Based at the University’s Jordanstown campus, Dr Augusto specialises in the area of Artificial Intelligence and recently his research has focused on ‘Ambient Intelligence’ - which uses technology to increase the range of services that buildings can provide for their occupants.
“Turning lights or heaters on or off without human assistance was one of the earlier applications of this kind of technology, but current techniques of Artificial Intelligence can track the time and hence also the frequency of a variety of activities. For example, how often a person is waking up and walking out of the bedroom during night; or even things like how often they leave a tap running or leave the cooker unattended.
“The architecture of a house can be enriched with different sensors to detect movement and identify the cause of the movement. The technology can also be used to gather medical information which could be vital for people who live alone,” says Dr Augusto. “One example would be to help older people by spotting when they get into difficulties. It could also improve security around buildings detecting unexplained movements or to help diagnose health problems before they become serious.”
Dr Augusto is developing software which will be able to analyse the various activities detected by the sensors at a remote location. This information can then be used to assist either the inhabitants of the house directly or passed on to others, for example relatives, medical and caring personnel or security staff. One attractive feature of this software is that it will provide a flexible language to define a variety of interesting scenarios which can then be monitored.

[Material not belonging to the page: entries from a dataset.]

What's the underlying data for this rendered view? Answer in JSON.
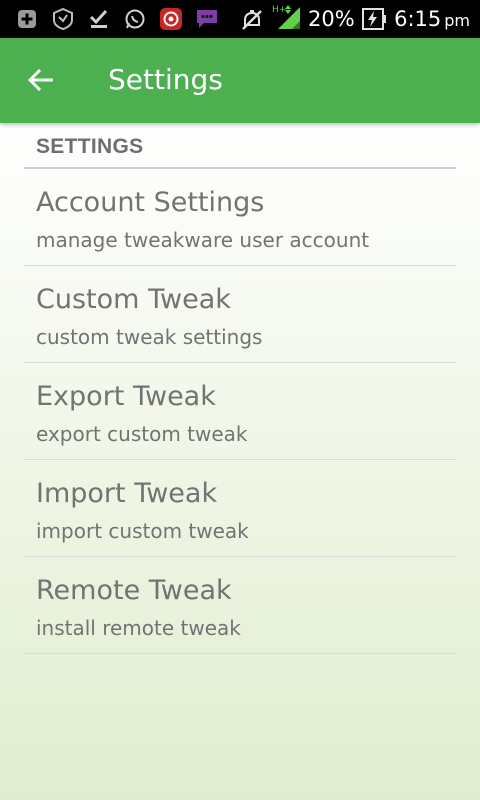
{
  "status_bar": {
    "icons": [
      "add-box-icon",
      "shield-icon",
      "check-download-icon",
      "whatsapp-icon",
      "record-app-icon",
      "chat-icon",
      "mute-icon",
      "signal-icon",
      "battery-charging-icon"
    ],
    "network_type": "H+",
    "battery_percent": "20%",
    "time": "6:15",
    "ampm": "pm"
  },
  "toolbar": {
    "back_icon": "arrow-left-icon",
    "title": "Settings",
    "color": "#4caf50"
  },
  "section": {
    "header": "SETTINGS"
  },
  "preferences": [
    {
      "title": "Account Settings",
      "summary": "manage tweakware user account"
    },
    {
      "title": "Custom Tweak",
      "summary": "custom tweak settings"
    },
    {
      "title": "Export Tweak",
      "summary": "export custom tweak"
    },
    {
      "title": "Import Tweak",
      "summary": "import custom tweak"
    },
    {
      "title": "Remote Tweak",
      "summary": "install remote tweak"
    }
  ]
}
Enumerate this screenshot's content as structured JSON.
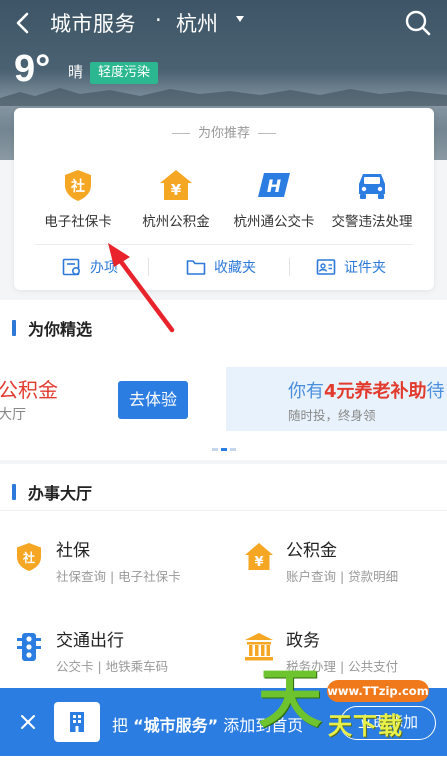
{
  "header": {
    "title": "城市服务",
    "separator": "·",
    "city": "杭州",
    "temperature": "9°",
    "weather": "晴",
    "air_quality": "轻度污染"
  },
  "recommend": {
    "title": "为你推荐",
    "services": [
      {
        "label": "电子社保卡",
        "icon": "social-security-shield-icon",
        "glyph": "社"
      },
      {
        "label": "杭州公积金",
        "icon": "housing-fund-house-icon",
        "glyph": "¥"
      },
      {
        "label": "杭州通公交卡",
        "icon": "bus-card-icon",
        "glyph": "H"
      },
      {
        "label": "交警违法处理",
        "icon": "car-icon"
      }
    ],
    "actions": [
      {
        "label": "办项",
        "icon": "task-list-icon"
      },
      {
        "label": "收藏夹",
        "icon": "folder-icon"
      },
      {
        "label": "证件夹",
        "icon": "id-card-icon"
      }
    ]
  },
  "featured": {
    "title": "为你精选",
    "banner_left": {
      "title": "公积金",
      "subtitle": "大厅",
      "button": "去体验"
    },
    "banner_right": {
      "title_pre": "你有",
      "title_highlight": "4元养老补助",
      "title_post": "待",
      "subtitle": "随时投，终身领"
    }
  },
  "hall": {
    "title": "办事大厅",
    "items": [
      {
        "title": "社保",
        "subtitle": "社保查询 | 电子社保卡",
        "icon": "social-security-icon",
        "glyph": "社"
      },
      {
        "title": "公积金",
        "subtitle": "账户查询 | 贷款明细",
        "icon": "housing-fund-icon",
        "glyph": "¥"
      },
      {
        "title": "交通出行",
        "subtitle": "公交卡 | 地铁乘车码",
        "icon": "traffic-light-icon"
      },
      {
        "title": "政务",
        "subtitle": "税务办理 | 公共支付",
        "icon": "government-building-icon"
      }
    ]
  },
  "add_banner": {
    "prefix": "把 ",
    "quoted": "“城市服务”",
    "suffix": " 添加到首页",
    "button": "立即添加"
  },
  "watermark": {
    "url": "www.TTzip.com",
    "big": "天",
    "small": "天下载"
  },
  "colors": {
    "accent": "#2b7de1",
    "shield": "#f5a623",
    "aqi": "#2bb78f",
    "highlight": "#e23a2d"
  }
}
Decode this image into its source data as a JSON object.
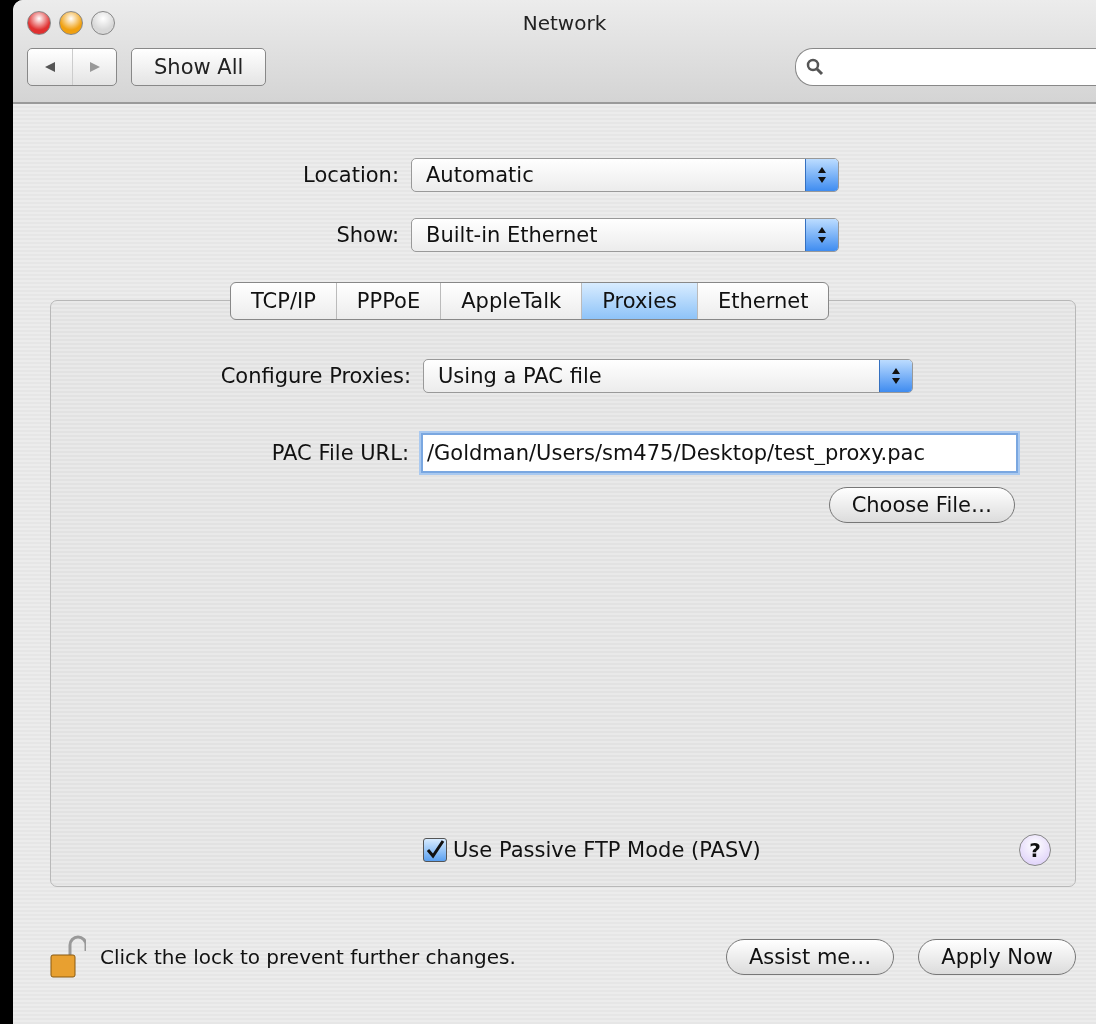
{
  "window": {
    "title": "Network"
  },
  "toolbar": {
    "show_all": "Show All"
  },
  "location": {
    "label": "Location:",
    "value": "Automatic"
  },
  "show": {
    "label": "Show:",
    "value": "Built-in Ethernet"
  },
  "tabs": [
    {
      "label": "TCP/IP",
      "selected": false
    },
    {
      "label": "PPPoE",
      "selected": false
    },
    {
      "label": "AppleTalk",
      "selected": false
    },
    {
      "label": "Proxies",
      "selected": true
    },
    {
      "label": "Ethernet",
      "selected": false
    }
  ],
  "configure_proxies": {
    "label": "Configure Proxies:",
    "value": "Using a PAC file"
  },
  "pac_file_url": {
    "label": "PAC File URL:",
    "value": "/Goldman/Users/sm475/Desktop/test_proxy.pac"
  },
  "choose_file": "Choose File…",
  "passive_ftp": {
    "label": "Use Passive FTP Mode (PASV)",
    "checked": true
  },
  "help": "?",
  "lock": {
    "text": "Click the lock to prevent further changes.",
    "locked": false
  },
  "buttons": [
    "Assist me…",
    "Apply Now"
  ]
}
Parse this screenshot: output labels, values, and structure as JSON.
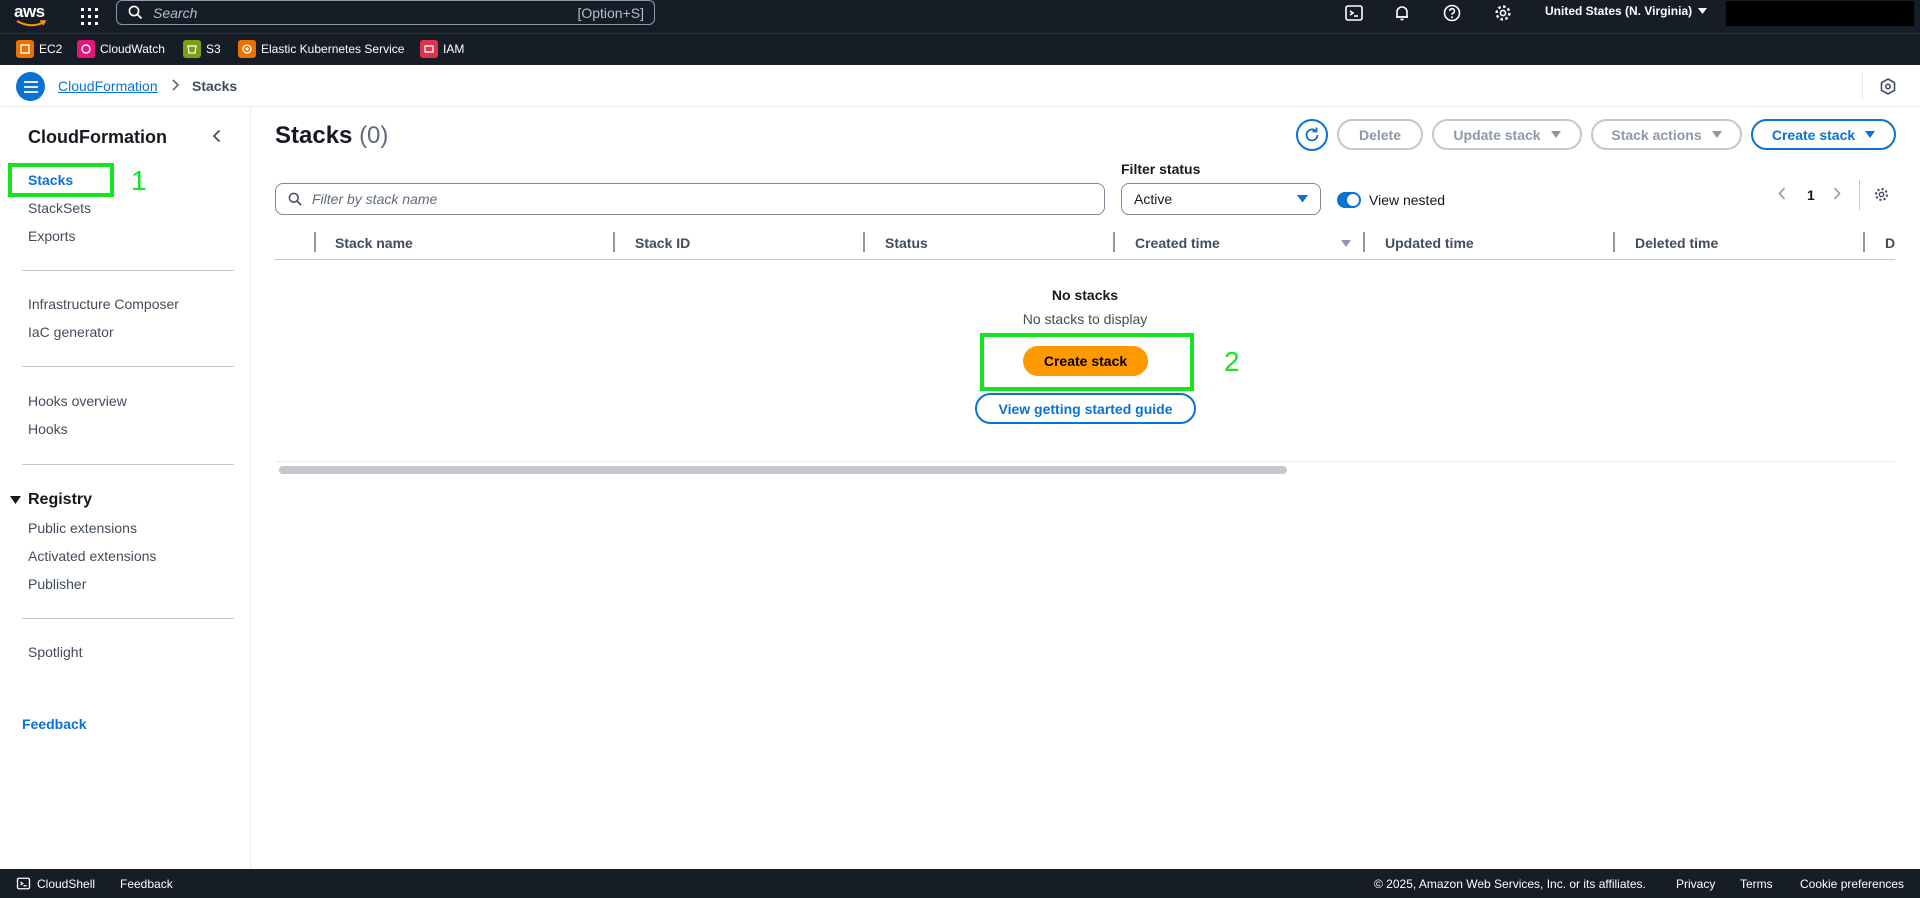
{
  "topnav": {
    "logo": "aws",
    "search_placeholder": "Search",
    "search_shortcut": "[Option+S]",
    "region": "United States (N. Virginia)",
    "icons": [
      "grid-icon",
      "search-icon",
      "cloudshell-icon",
      "bell-icon",
      "help-icon",
      "settings-icon"
    ]
  },
  "servicebar": {
    "items": [
      {
        "label": "EC2",
        "color": "#ed7100"
      },
      {
        "label": "CloudWatch",
        "color": "#e7157b"
      },
      {
        "label": "S3",
        "color": "#7aa116"
      },
      {
        "label": "Elastic Kubernetes Service",
        "color": "#ed7100"
      },
      {
        "label": "IAM",
        "color": "#dd344c"
      }
    ]
  },
  "breadcrumb": {
    "root": "CloudFormation",
    "current": "Stacks"
  },
  "sidebar": {
    "title": "CloudFormation",
    "group1": [
      "Stacks",
      "StackSets",
      "Exports"
    ],
    "group2": [
      "Infrastructure Composer",
      "IaC generator"
    ],
    "group3": [
      "Hooks overview",
      "Hooks"
    ],
    "registry_title": "Registry",
    "registry_items": [
      "Public extensions",
      "Activated extensions",
      "Publisher"
    ],
    "group5": [
      "Spotlight"
    ],
    "feedback": "Feedback"
  },
  "main": {
    "title": "Stacks",
    "count": "(0)",
    "buttons": {
      "delete": "Delete",
      "update": "Update stack",
      "actions": "Stack actions",
      "create": "Create stack"
    },
    "filter_placeholder": "Filter by stack name",
    "filter_status_label": "Filter status",
    "filter_status_value": "Active",
    "view_nested": "View nested",
    "page": "1",
    "columns": [
      "Stack name",
      "Stack ID",
      "Status",
      "Created time",
      "Updated time",
      "Deleted time",
      "D"
    ],
    "empty_title": "No stacks",
    "empty_subtitle": "No stacks to display",
    "empty_create": "Create stack",
    "empty_guide": "View getting started guide"
  },
  "annotations": [
    "1",
    "2"
  ],
  "footer": {
    "cloudshell": "CloudShell",
    "feedback": "Feedback",
    "copyright": "© 2025, Amazon Web Services, Inc. or its affiliates.",
    "privacy": "Privacy",
    "terms": "Terms",
    "cookies": "Cookie preferences"
  },
  "colors": {
    "accent": "#0972d3",
    "cta": "#ff9900",
    "nav_bg": "#161d26",
    "annotation": "#13e61d"
  }
}
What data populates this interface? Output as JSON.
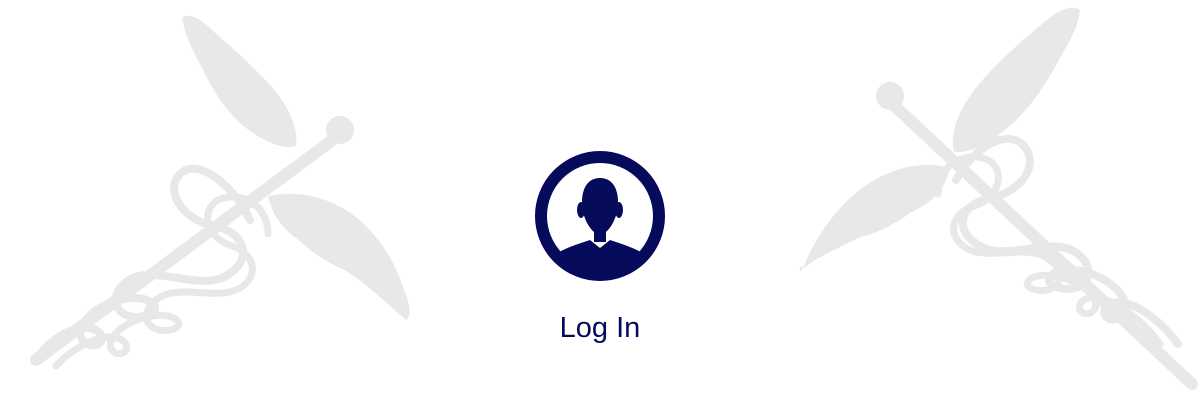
{
  "login": {
    "label": "Log In",
    "icon": "user-avatar-icon"
  },
  "decorations": {
    "left_icon": "caduceus-icon",
    "right_icon": "caduceus-icon"
  },
  "colors": {
    "brand": "#050a5a",
    "watermark": "#e8e8e8",
    "background": "#ffffff"
  }
}
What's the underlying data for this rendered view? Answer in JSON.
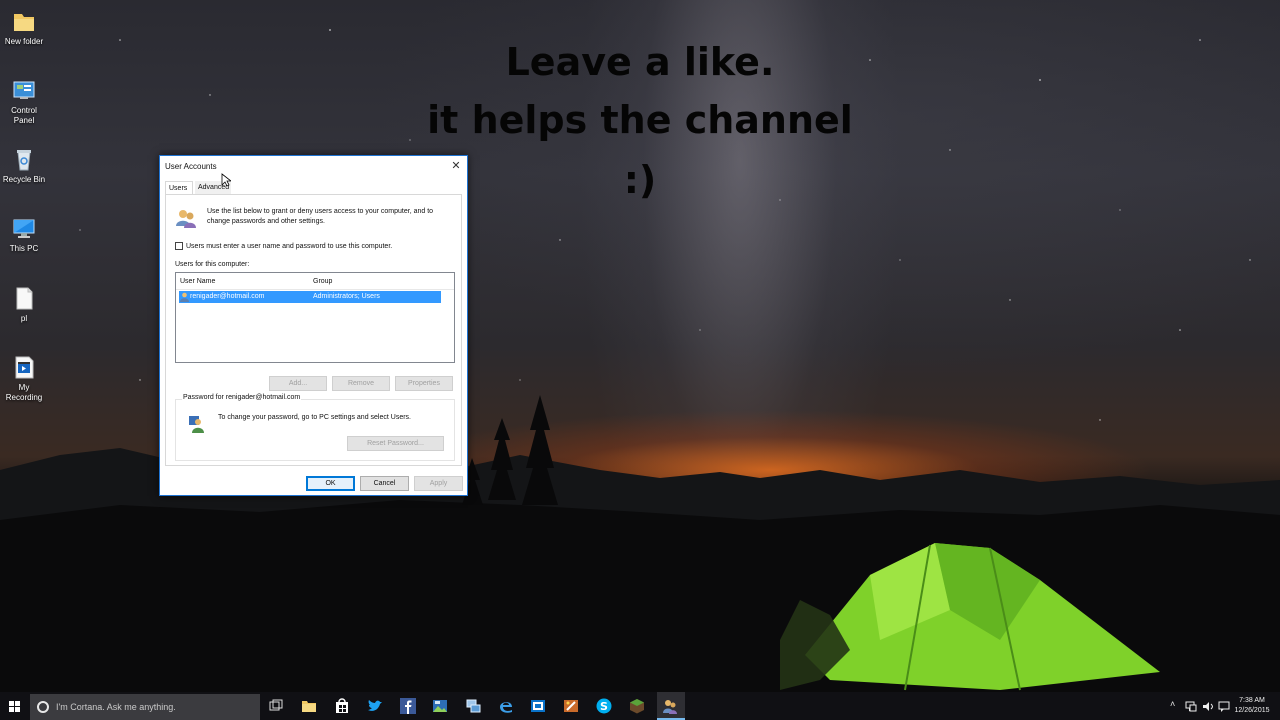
{
  "overlay": {
    "line1": "Leave a like.",
    "line2": "it helps the channel",
    "line3": ":)"
  },
  "desktop_icons": [
    {
      "label": "New folder",
      "icon": "folder-icon"
    },
    {
      "label": "Control Panel",
      "icon": "control-panel-icon"
    },
    {
      "label": "Recycle Bin",
      "icon": "recycle-bin-icon"
    },
    {
      "label": "This PC",
      "icon": "this-pc-icon"
    },
    {
      "label": "pl",
      "icon": "document-icon"
    },
    {
      "label": "My Recording",
      "icon": "video-file-icon"
    }
  ],
  "dialog": {
    "title": "User Accounts",
    "tabs": [
      "Users",
      "Advanced"
    ],
    "intro": "Use the list below to grant or deny users access to your computer, and to change passwords and other settings.",
    "checkbox_label": "Users must enter a user name and password to use this computer.",
    "checkbox_checked": false,
    "users_label": "Users for this computer:",
    "columns": [
      "User Name",
      "Group"
    ],
    "rows": [
      {
        "user": "renigader@hotmail.com",
        "group": "Administrators; Users",
        "selected": true
      }
    ],
    "list_buttons": [
      "Add...",
      "Remove",
      "Properties"
    ],
    "password_group_title": "Password for renigader@hotmail.com",
    "password_text": "To change your password, go to PC settings and select Users.",
    "reset_button": "Reset Password...",
    "ok": "OK",
    "cancel": "Cancel",
    "apply": "Apply"
  },
  "taskbar": {
    "cortana_placeholder": "I'm Cortana. Ask me anything.",
    "pinned_icons": [
      "task-view-icon",
      "file-explorer-icon",
      "store-icon",
      "twitter-icon",
      "facebook-icon",
      "photo-app-icon",
      "network-app-icon",
      "edge-icon",
      "outlook-icon",
      "paint-app-icon",
      "skype-icon",
      "minecraft-icon",
      "user-accounts-icon"
    ],
    "time": "7:38 AM",
    "date": "12/26/2015"
  },
  "colors": {
    "selection": "#3399ff",
    "accent": "#0078d7",
    "taskbar": "#101014"
  }
}
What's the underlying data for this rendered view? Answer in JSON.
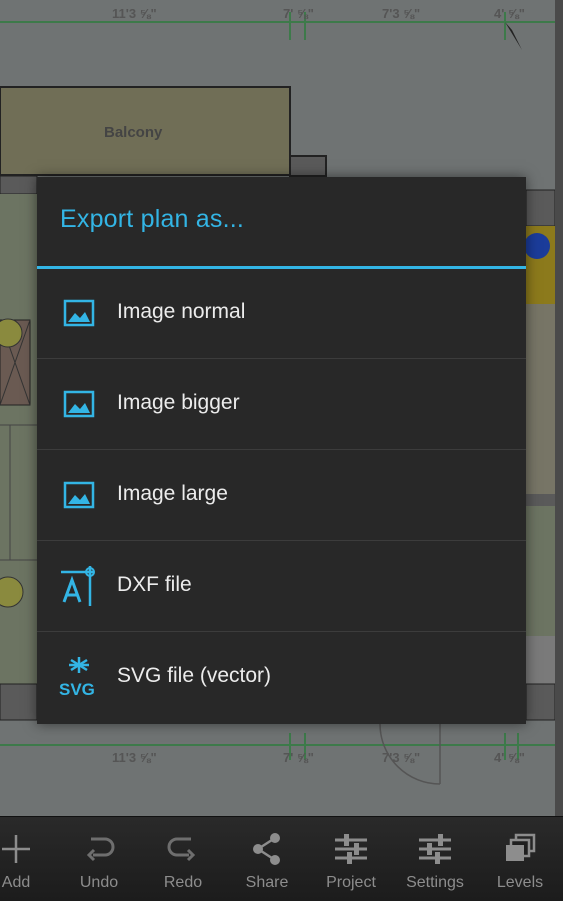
{
  "plan": {
    "balcony_label": "Balcony",
    "dims_top": [
      "11'3 ⅝\"",
      "7' ⅝\"",
      "7'3 ⅝\"",
      "4' ⅝\""
    ],
    "dims_bottom": [
      "11'3 ⅝\"",
      "7' ⅝\"",
      "7'3 ⅝\"",
      "4' ⅝\""
    ]
  },
  "dialog": {
    "title": "Export plan as...",
    "items": [
      {
        "label": "Image normal",
        "icon": "image-icon"
      },
      {
        "label": "Image bigger",
        "icon": "image-icon"
      },
      {
        "label": "Image large",
        "icon": "image-icon"
      },
      {
        "label": "DXF file",
        "icon": "dxf-icon"
      },
      {
        "label": "SVG file (vector)",
        "icon": "svg-icon"
      }
    ],
    "accent_color": "#33b5e5"
  },
  "toolbar": {
    "items": [
      {
        "label": "Add",
        "icon": "plus-icon"
      },
      {
        "label": "Undo",
        "icon": "undo-icon"
      },
      {
        "label": "Redo",
        "icon": "redo-icon"
      },
      {
        "label": "Share",
        "icon": "share-icon"
      },
      {
        "label": "Project",
        "icon": "sliders-icon"
      },
      {
        "label": "Settings",
        "icon": "sliders-icon"
      },
      {
        "label": "Levels",
        "icon": "layers-icon"
      }
    ]
  }
}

“Technology already exists to detect what objects are being used in the home. This allows us to take ‘behavioural snapshots’ of the activities, or the lack of them, inside the house,” continues Dr Augusto. “However while our senses give us information about the environment, it is our intelligence that puts all these information together to understand a context and take decisions. Similarly, individual sensors need to be complemented with software that can have a more holistic view of a given environment at any time as to anticipate potential risks or needs and act accordingly.”
According to Dr Augusto, while there are many houses advertised as ‘Smart Homes’, it would be hard to say how many actually deserve the label - as this depends on where the line is drawn between something behaving intelligently or not. The market for Smart Homes technology is growing, particularly in Northern Europe, the USA and Japan. Some charitable trusts in the UK like the Joseph Rowntree Housing Trust have basic Smart Homes functioning to provide independent living to elderly people.
“Smart Houses are technologically and commercially viable and the more resources available the better. As time progresses, new sensors will become available and more complex designs will be considered,” he adds. “We are currently looking for funding or other sources of collaboration and interaction to help bring this important area of research to fruition. Although still in its embryonic stages, there will be many applications of this technology which is both technologically and commercially viable.”